Others admitted that while bath time could be a struggle, it was a necessary endeavor. This is best described in one of the participant responses we received: “Chaotic but 😊”. In fact, some families shared that sometimes the best part about bath time was when it ended! “This is currently a pretty stressful activity for us, so I would say my favorite part is when it's over. With kids, cooperation can go a long way. Many families found that bath times were most stressful when their children resisted or had high emotional levels. However, many offered tips on how they make their bath time routines less stressful; for example:


Choosing battles.


“Given that the activity is a prelude to bedtime, if there's too much resistance, we forgo it as we're not looking to amp up anyone's energy before sleep.”

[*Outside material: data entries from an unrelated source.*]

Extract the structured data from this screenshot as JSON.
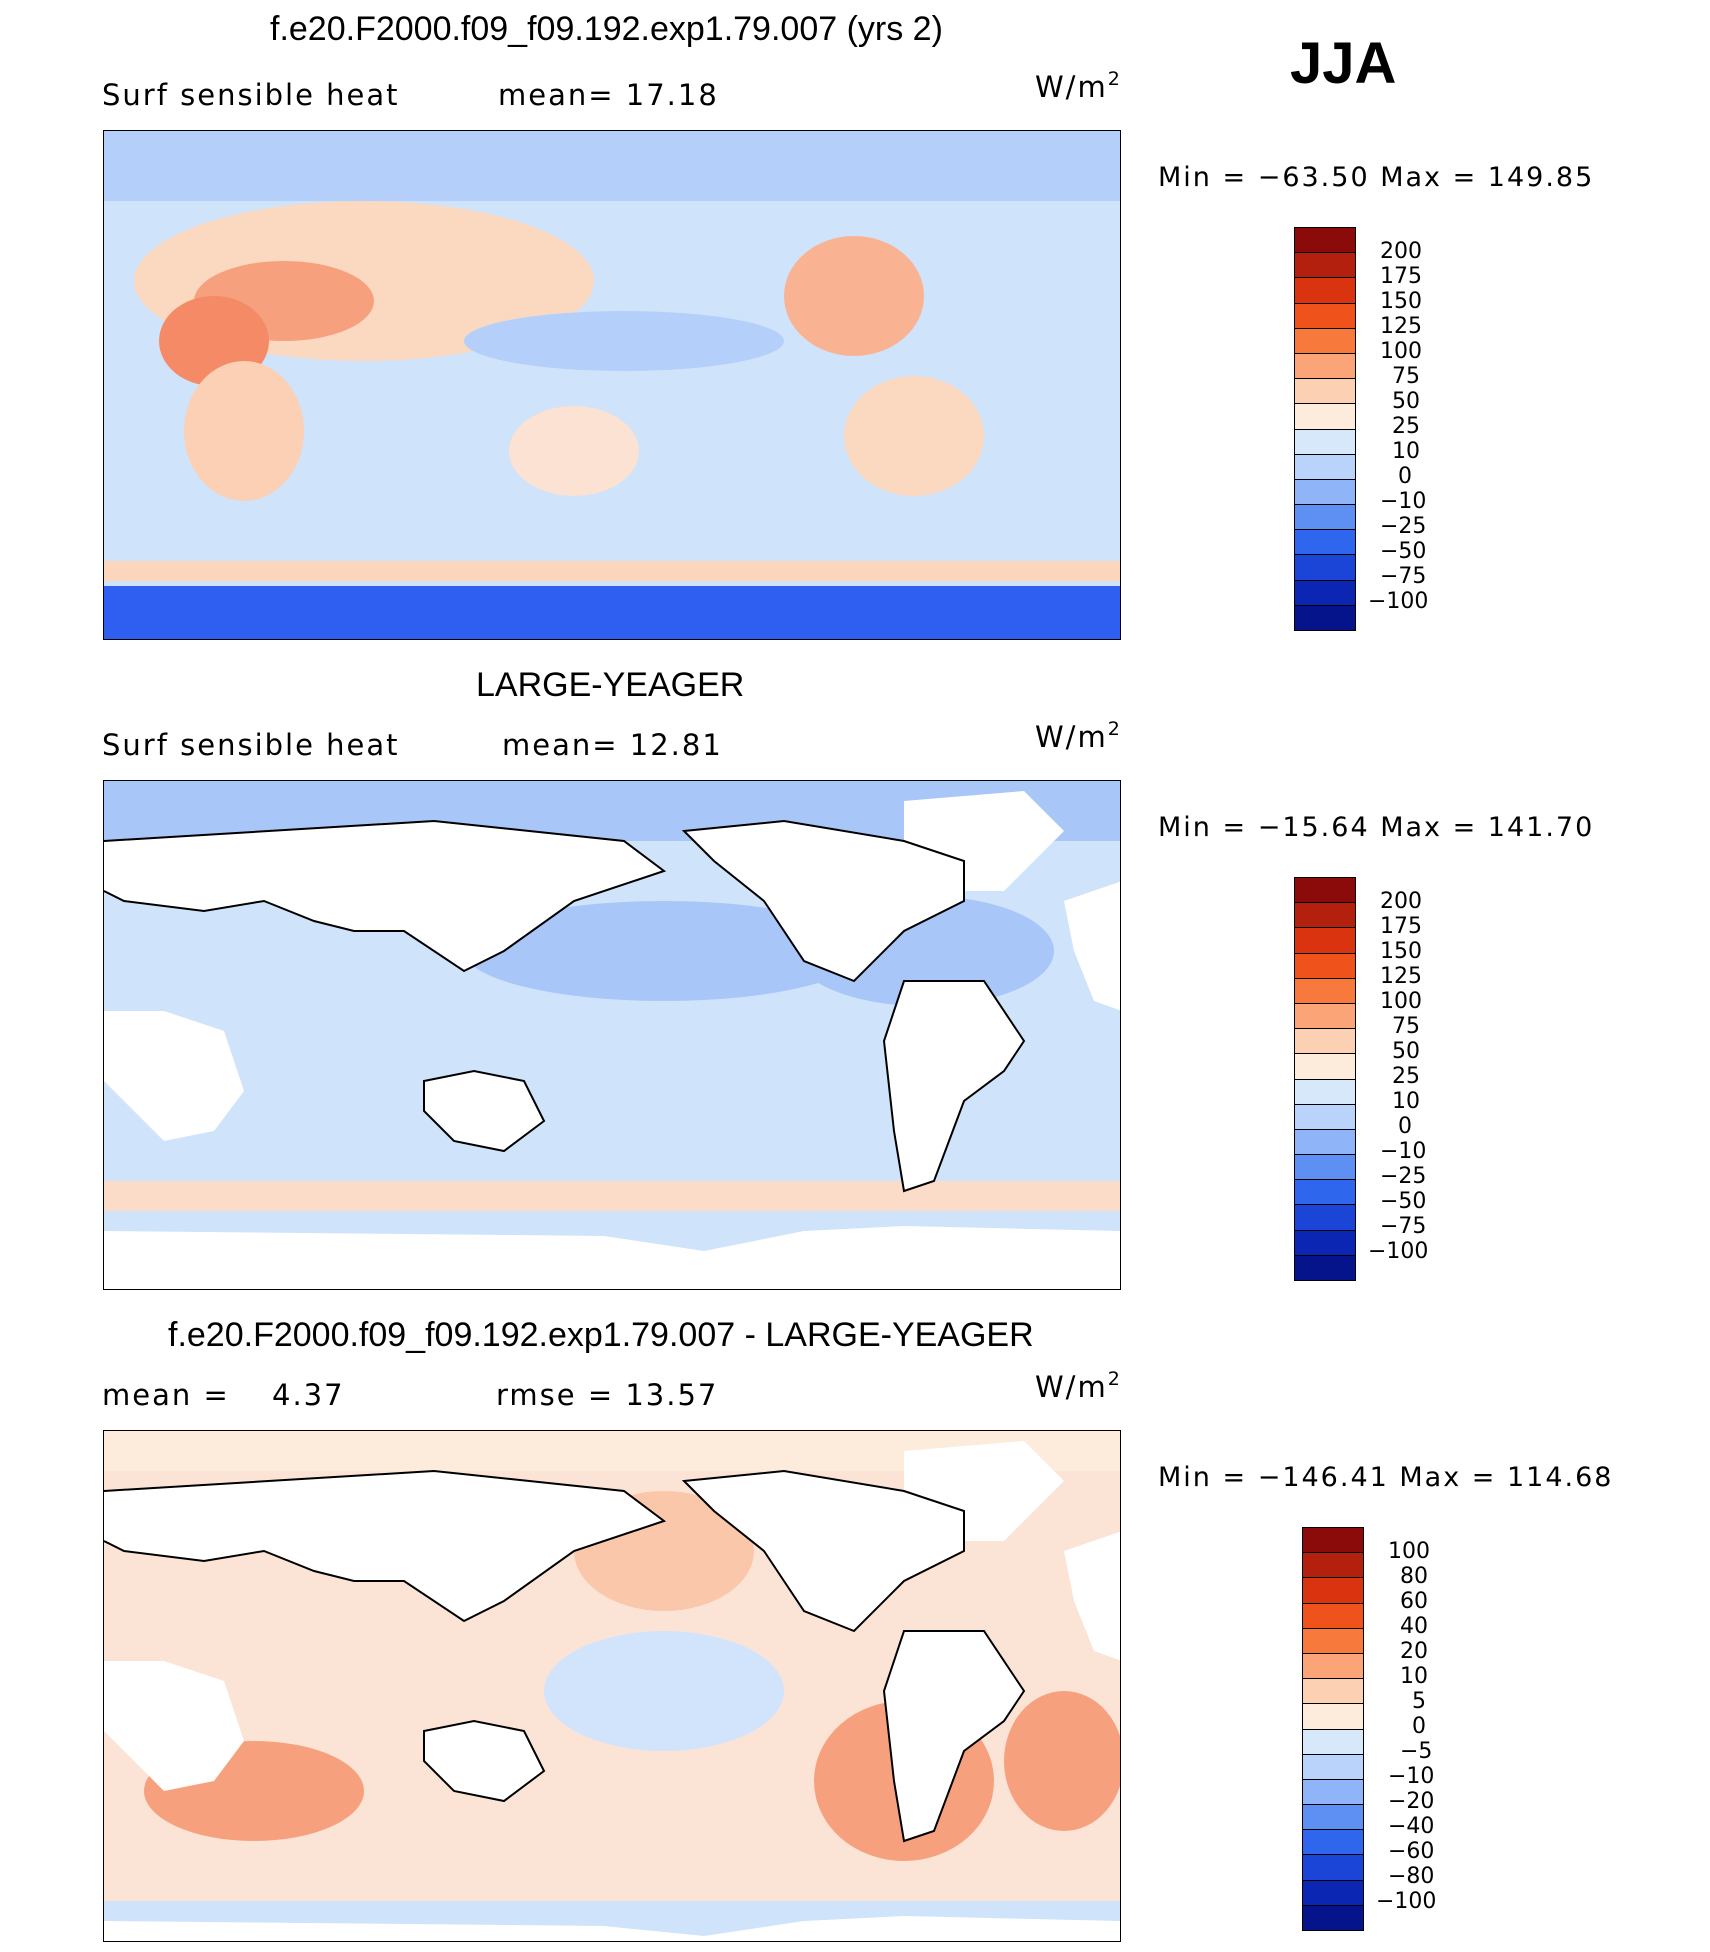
{
  "season": "JJA",
  "unit": {
    "base": "W/m",
    "exp": "2"
  },
  "panels": [
    {
      "title": "f.e20.F2000.f09_f09.192.exp1.79.007 (yrs 2)",
      "field_label": "Surf  sensible  heat",
      "stat1": "mean=   17.18",
      "stat2": "",
      "minmax": "Min  =  −63.50  Max  =  149.85",
      "colorbar_labels": [
        "200",
        "175",
        "150",
        "125",
        "100",
        "75",
        "50",
        "25",
        "10",
        "0",
        "−10",
        "−25",
        "−50",
        "−75",
        "−100"
      ],
      "colorbar_colors": [
        "#8b0a0a",
        "#b3200e",
        "#d9340f",
        "#f0521c",
        "#f77a3c",
        "#fba477",
        "#fcd0b3",
        "#fdebdc",
        "#d8e8fb",
        "#b9d3fb",
        "#8fb5f8",
        "#5e8ff2",
        "#2f66ee",
        "#1a45d6",
        "#0b26b3",
        "#06148b"
      ]
    },
    {
      "title": "LARGE-YEAGER",
      "field_label": "Surf  sensible  heat",
      "stat1": "mean=   12.81",
      "stat2": "",
      "minmax": "Min  =  −15.64  Max  =  141.70",
      "colorbar_labels": [
        "200",
        "175",
        "150",
        "125",
        "100",
        "75",
        "50",
        "25",
        "10",
        "0",
        "−10",
        "−25",
        "−50",
        "−75",
        "−100"
      ],
      "colorbar_colors": [
        "#8b0a0a",
        "#b3200e",
        "#d9340f",
        "#f0521c",
        "#f77a3c",
        "#fba477",
        "#fcd0b3",
        "#fdebdc",
        "#d8e8fb",
        "#b9d3fb",
        "#8fb5f8",
        "#5e8ff2",
        "#2f66ee",
        "#1a45d6",
        "#0b26b3",
        "#06148b"
      ]
    },
    {
      "title": "f.e20.F2000.f09_f09.192.exp1.79.007 - LARGE-YEAGER",
      "field_label": "mean  =",
      "stat1": "4.37",
      "stat2": "rmse  =    13.57",
      "minmax": "Min  =  −146.41  Max  =  114.68",
      "colorbar_labels": [
        "100",
        "80",
        "60",
        "40",
        "20",
        "10",
        "5",
        "0",
        "−5",
        "−10",
        "−20",
        "−40",
        "−60",
        "−80",
        "−100"
      ],
      "colorbar_colors": [
        "#8b0a0a",
        "#b3200e",
        "#d9340f",
        "#f0521c",
        "#f77a3c",
        "#fba477",
        "#fcd0b3",
        "#fdebdc",
        "#d8e8fb",
        "#b9d3fb",
        "#8fb5f8",
        "#5e8ff2",
        "#2f66ee",
        "#1a45d6",
        "#0b26b3",
        "#06148b"
      ]
    }
  ],
  "colors": {
    "land_mask": "#ffffff",
    "coast": "#000000"
  }
}
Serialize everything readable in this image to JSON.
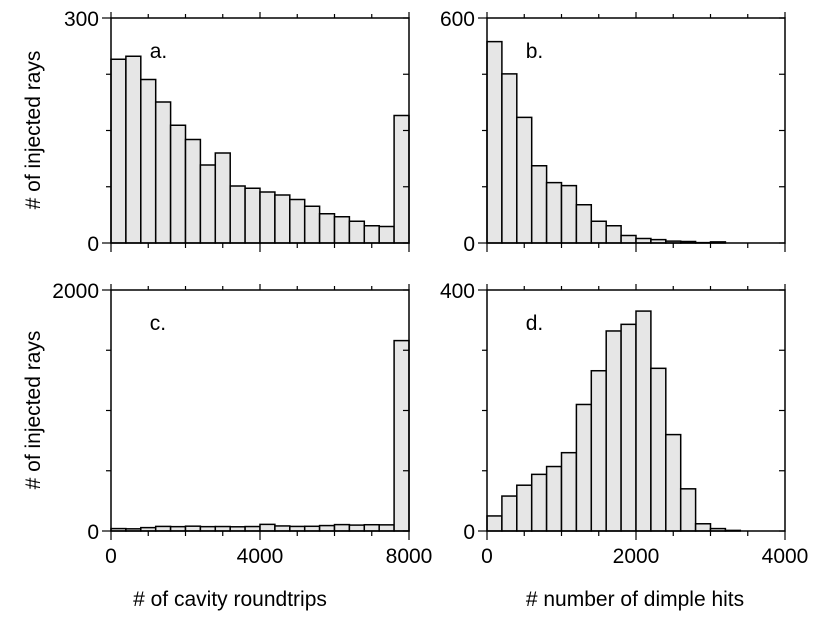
{
  "figure": {
    "ylabel_top": "# of injected rays",
    "ylabel_bottom": "# of injected rays",
    "xlabel_left": "#  of cavity roundtrips",
    "xlabel_right": "# number of dimple hits",
    "colors": {
      "bar_fill": "#e6e6e6",
      "bar_edge": "#000000"
    }
  },
  "chart_data": [
    {
      "type": "bar",
      "panel": "a.",
      "xlim": [
        0,
        8000
      ],
      "ylim": [
        0,
        300
      ],
      "bin_width": 400,
      "x_ticks": [
        0,
        4000,
        8000
      ],
      "y_tick_labels": [
        "0",
        "300"
      ],
      "values": [
        245,
        249,
        218,
        188,
        157,
        138,
        104,
        120,
        76,
        73,
        68,
        64,
        58,
        49,
        39,
        35,
        29,
        23,
        22,
        170
      ]
    },
    {
      "type": "bar",
      "panel": "b.",
      "xlim": [
        0,
        4000
      ],
      "ylim": [
        0,
        600
      ],
      "bin_width": 200,
      "x_ticks": [
        0,
        2000,
        4000
      ],
      "y_tick_labels": [
        "0",
        "600"
      ],
      "values": [
        537,
        451,
        335,
        206,
        161,
        153,
        102,
        58,
        46,
        20,
        12,
        9,
        5,
        4,
        1,
        3,
        0,
        0,
        0,
        0
      ]
    },
    {
      "type": "bar",
      "panel": "c.",
      "xlim": [
        0,
        8000
      ],
      "ylim": [
        0,
        2000
      ],
      "bin_width": 400,
      "x_ticks": [
        0,
        4000,
        8000
      ],
      "x_tick_labels": [
        "0",
        "4000",
        "8000"
      ],
      "y_tick_labels": [
        "0",
        "2000"
      ],
      "values": [
        20,
        18,
        28,
        38,
        36,
        40,
        36,
        37,
        35,
        37,
        55,
        42,
        38,
        39,
        45,
        53,
        49,
        52,
        51,
        1580
      ]
    },
    {
      "type": "bar",
      "panel": "d.",
      "xlim": [
        0,
        4000
      ],
      "ylim": [
        0,
        400
      ],
      "bin_width": 200,
      "x_ticks": [
        0,
        2000,
        4000
      ],
      "x_tick_labels": [
        "0",
        "2000",
        "4000"
      ],
      "y_tick_labels": [
        "0",
        "400"
      ],
      "values": [
        25,
        58,
        76,
        94,
        107,
        130,
        210,
        266,
        332,
        343,
        365,
        270,
        160,
        70,
        12,
        4,
        1,
        0,
        0,
        0
      ]
    }
  ]
}
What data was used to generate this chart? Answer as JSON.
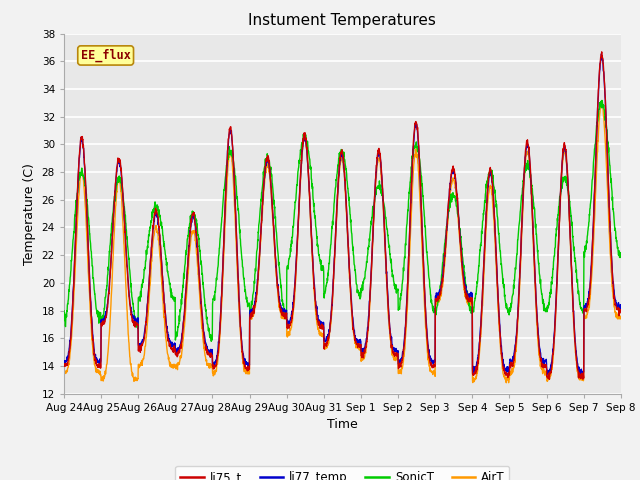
{
  "title": "Instument Temperatures",
  "xlabel": "Time",
  "ylabel": "Temperature (C)",
  "ylim": [
    12,
    38
  ],
  "annotation": "EE_flux",
  "background_color": "#f2f2f2",
  "plot_bg_color": "#e8e8e8",
  "legend_labels": [
    "li75_t",
    "li77_temp",
    "SonicT",
    "AirT"
  ],
  "legend_colors": [
    "#cc0000",
    "#0000cc",
    "#00cc00",
    "#ff9900"
  ],
  "x_tick_labels": [
    "Aug 24",
    "Aug 25",
    "Aug 26",
    "Aug 27",
    "Aug 28",
    "Aug 29",
    "Aug 30",
    "Aug 31",
    "Sep 1",
    "Sep 2",
    "Sep 3",
    "Sep 4",
    "Sep 5",
    "Sep 6",
    "Sep 7",
    "Sep 8"
  ],
  "num_days": 15,
  "title_fontsize": 11,
  "axis_fontsize": 9,
  "tick_fontsize": 7.5
}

“There are also some nights when she tells me she's too tired to take a bath and I usually honor that request (unless she's super dirty). It's more about being a bookend to the day than it is about getting clean.”


Being mindful of expectations.


“When we were taking baths, it helped to have as little expectations as possible. I wanted him to have fun in the water and if he got clean, too - great!”


Using a timer or other time management techniques.


“I need to start using a timer for my son and perhaps start earlier.”


Explaining the purpose of bath time and rewarding using preferred items.


“We do explain to her why it’s important and lure her with a different toy in and with lemonade out.”


Focusing on washing, then moving on to play.


“Just get the washing done first and play after.”


Connection.


In the end, all families considered bath time an important and valuable opportunity to spend quality time with their children without distractions. This is encapsulated in the response, “This is exactly how we see bath time - a time to connect with our children. It is a very important time of day for us because we truly get to focus on our child and just BE with them. Although bath time could be seen as a chore or not the only way to spend quality time with their children, families overwhelmingly appreciated the time they were able to spend with their children during bath activities. In fact, some saw this time as an opportunity to achieve something greater than just getting clean—it could be a chance to encourage body positivity and rebuild bonds between caregivers.


“It's a really special time when it's just the two of us relaxing in warm water. With a new sibling coming in November, I'm realizing that these relaxing and intimate moments are going to be harder to come by in the future.”